A quanto sembra, anche quest'anno dovrebbe cambiare praticamente tutto (si veda «Il Sole 24 Ore» del 2 ottobre). La base di calcolo per individuare il concorso alla manovra non sarà più il saldo 2007, ma la spesa corrente media 2006/2008 (in termini di impegni), e ogni comune o provincia dovrebbe vedersi assegnato un doppio obiettivo: il primo, uguale per tutti, imporrebbe di arrivare al «saldo zero», mentre il secondo dovrebbe variare per ogni ente ed essere legato anch'esso alla spesa corrente media del triennio 2006/2008. Le ipotesi allo studio parlano di un coefficiente intorno all'11 per cento, da applicare a queste uscite per individuare l'obiettivo di miglioramento dei saldi assegnato al proprio ente locale.
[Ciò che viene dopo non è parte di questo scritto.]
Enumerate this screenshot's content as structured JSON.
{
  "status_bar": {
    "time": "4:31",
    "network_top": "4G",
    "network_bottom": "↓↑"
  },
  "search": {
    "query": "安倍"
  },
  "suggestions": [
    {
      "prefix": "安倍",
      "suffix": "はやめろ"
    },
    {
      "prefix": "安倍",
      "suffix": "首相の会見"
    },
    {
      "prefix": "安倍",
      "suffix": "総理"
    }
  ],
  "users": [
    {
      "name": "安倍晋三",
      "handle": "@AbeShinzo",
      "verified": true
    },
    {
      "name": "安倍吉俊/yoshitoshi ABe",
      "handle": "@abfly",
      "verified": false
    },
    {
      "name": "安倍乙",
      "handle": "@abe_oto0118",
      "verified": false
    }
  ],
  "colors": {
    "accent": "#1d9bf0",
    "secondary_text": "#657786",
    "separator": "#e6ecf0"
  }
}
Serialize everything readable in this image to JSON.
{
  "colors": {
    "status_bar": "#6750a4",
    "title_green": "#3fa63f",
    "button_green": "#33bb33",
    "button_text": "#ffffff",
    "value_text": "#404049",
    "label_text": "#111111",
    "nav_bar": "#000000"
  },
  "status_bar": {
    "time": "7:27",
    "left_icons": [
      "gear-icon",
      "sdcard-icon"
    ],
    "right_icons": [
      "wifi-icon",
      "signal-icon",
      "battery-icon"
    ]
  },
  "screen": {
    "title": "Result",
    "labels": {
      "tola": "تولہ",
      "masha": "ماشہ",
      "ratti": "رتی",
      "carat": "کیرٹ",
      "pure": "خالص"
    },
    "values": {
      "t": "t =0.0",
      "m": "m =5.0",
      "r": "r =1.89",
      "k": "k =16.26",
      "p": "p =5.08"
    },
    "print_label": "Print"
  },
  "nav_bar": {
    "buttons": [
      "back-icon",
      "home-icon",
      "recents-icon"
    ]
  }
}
Un altro meccanismo di salvaguardia, collegato al saldo obiettivo, dovrebbe spalmare i tagli ai trasferimenti fra tutti gli enti locali, per evitare di penalizzare troppo quelli (soprattutto al Sud) più dipendenti dall'assegno statale.

Come accade sempre quando si ritocca l'architettura sempre più raffinata del patto, ogni modifica divide gli amministratori locali perché tutto ciò che facilita la vita ad alcuni penalizza altri, spesso a prescindere dal tasso di «virtuosità» dei conti. Il nuovo sistema, per esempio, finirebbe per premiare chi negli anni ha esternalizzato molto, e quindi registra una spesa corrente più bassa nei propri bilanci, penalizzando invece gli enti che continuano a essere impegnati in prima persona in molte attività. Nasce da qui l'idea della clausola di salvaguardia, destinata a dimezzare le differenze (sia negative, sia positive) fra gli obiettivi determinati con la legge in vigore e quelli indicati dalle norme in arrivo con la legge di stabilità.

Il procedimento sulla carta è semplice (si veda il grafico a fianco): un ente che con le norme in vigore dovrebbe chiudere il 2011 con un saldo +50, e che dalle novità si vede chiedere un saldo +100, potrà dimezzare la differenza e chiudere l'anno prossimo a +75. Stesso principio per chi è in situazione opposta: nel suo caso il 50% della differenza va a peggiorare e non a migliorare l'obiettivo.